While in Uganda, students were challenged to be open-minded as they explored the similarities and differences of Ugandan and North American culture. The community engagement focus of the program centered on students’ engagement with residents of Kampala, as they incorporated an African fable into a play with the Ndere Culture Troupe. In addition, students volunteered at orphanages and primary school, swapped stories and ideas with students at Kyambogo University, navigated marketplaces, and visited historical landmarks. At each day’s end, Melanie facilitated conversations with topics including colonialism, refugees, unfamiliar norms, and different value systems. Journaling was a required assignment for students, so they could reflect individually on their experiences each day.

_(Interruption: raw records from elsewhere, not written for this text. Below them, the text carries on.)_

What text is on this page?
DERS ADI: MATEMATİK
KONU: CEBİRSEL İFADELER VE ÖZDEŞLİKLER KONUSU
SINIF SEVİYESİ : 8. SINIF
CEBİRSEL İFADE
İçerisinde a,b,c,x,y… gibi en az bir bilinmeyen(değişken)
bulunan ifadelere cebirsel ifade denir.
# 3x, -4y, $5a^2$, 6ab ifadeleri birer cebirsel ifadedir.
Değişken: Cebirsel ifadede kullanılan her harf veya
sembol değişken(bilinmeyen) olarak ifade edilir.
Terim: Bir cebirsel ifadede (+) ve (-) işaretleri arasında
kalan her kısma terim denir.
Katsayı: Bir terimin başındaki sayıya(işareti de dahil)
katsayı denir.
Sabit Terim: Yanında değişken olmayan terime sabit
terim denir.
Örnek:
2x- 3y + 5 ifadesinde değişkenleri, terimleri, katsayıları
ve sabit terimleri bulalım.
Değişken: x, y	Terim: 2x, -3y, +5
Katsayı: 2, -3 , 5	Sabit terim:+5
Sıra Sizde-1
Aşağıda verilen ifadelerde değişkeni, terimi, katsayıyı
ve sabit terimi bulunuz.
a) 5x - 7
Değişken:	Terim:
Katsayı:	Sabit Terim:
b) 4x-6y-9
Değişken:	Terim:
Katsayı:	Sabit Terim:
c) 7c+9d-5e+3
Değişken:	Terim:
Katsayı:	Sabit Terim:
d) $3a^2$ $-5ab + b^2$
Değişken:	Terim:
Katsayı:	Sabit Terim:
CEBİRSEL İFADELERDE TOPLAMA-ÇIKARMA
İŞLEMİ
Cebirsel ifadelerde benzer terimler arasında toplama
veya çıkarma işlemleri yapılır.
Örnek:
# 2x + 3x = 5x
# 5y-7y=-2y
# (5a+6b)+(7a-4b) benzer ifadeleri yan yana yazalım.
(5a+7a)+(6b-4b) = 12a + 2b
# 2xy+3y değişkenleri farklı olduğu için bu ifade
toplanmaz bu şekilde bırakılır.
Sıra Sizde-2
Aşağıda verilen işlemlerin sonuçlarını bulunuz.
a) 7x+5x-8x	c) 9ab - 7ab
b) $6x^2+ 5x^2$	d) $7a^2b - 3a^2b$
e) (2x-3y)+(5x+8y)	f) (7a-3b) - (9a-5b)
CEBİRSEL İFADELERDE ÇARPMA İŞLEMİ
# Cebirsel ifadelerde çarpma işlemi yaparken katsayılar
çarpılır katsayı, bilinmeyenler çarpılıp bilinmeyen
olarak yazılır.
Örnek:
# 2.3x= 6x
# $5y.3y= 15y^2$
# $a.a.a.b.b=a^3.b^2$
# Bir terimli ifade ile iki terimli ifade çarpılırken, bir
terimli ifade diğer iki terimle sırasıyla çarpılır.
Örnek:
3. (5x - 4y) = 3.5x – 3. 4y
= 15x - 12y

One student wrote, “Melanie was an integral part of this trip; Melanie’s exceptional leadership skills allowed students to gain a deeper understanding of themselves, their own capabilities, and expand their cultural competence. Being far from home in a new and unfamiliar country with laws, norms, and values very different from your own is an intimidating experience. Without Melanie’s guidance of our surroundings and learning, we would not have grown and obtained such vast awareness of Ugandan life.”
Melanie challenged students to adopt a global perspective as they assimilated back to the Missouri State community. Her students continue to engage in local or international service as they pursue graduate studies, or work in their communities as citizen dietitians. Her Study Away program was a catalyst for teaching students about Ugandan culture, their own cultures, and how they interact with the world.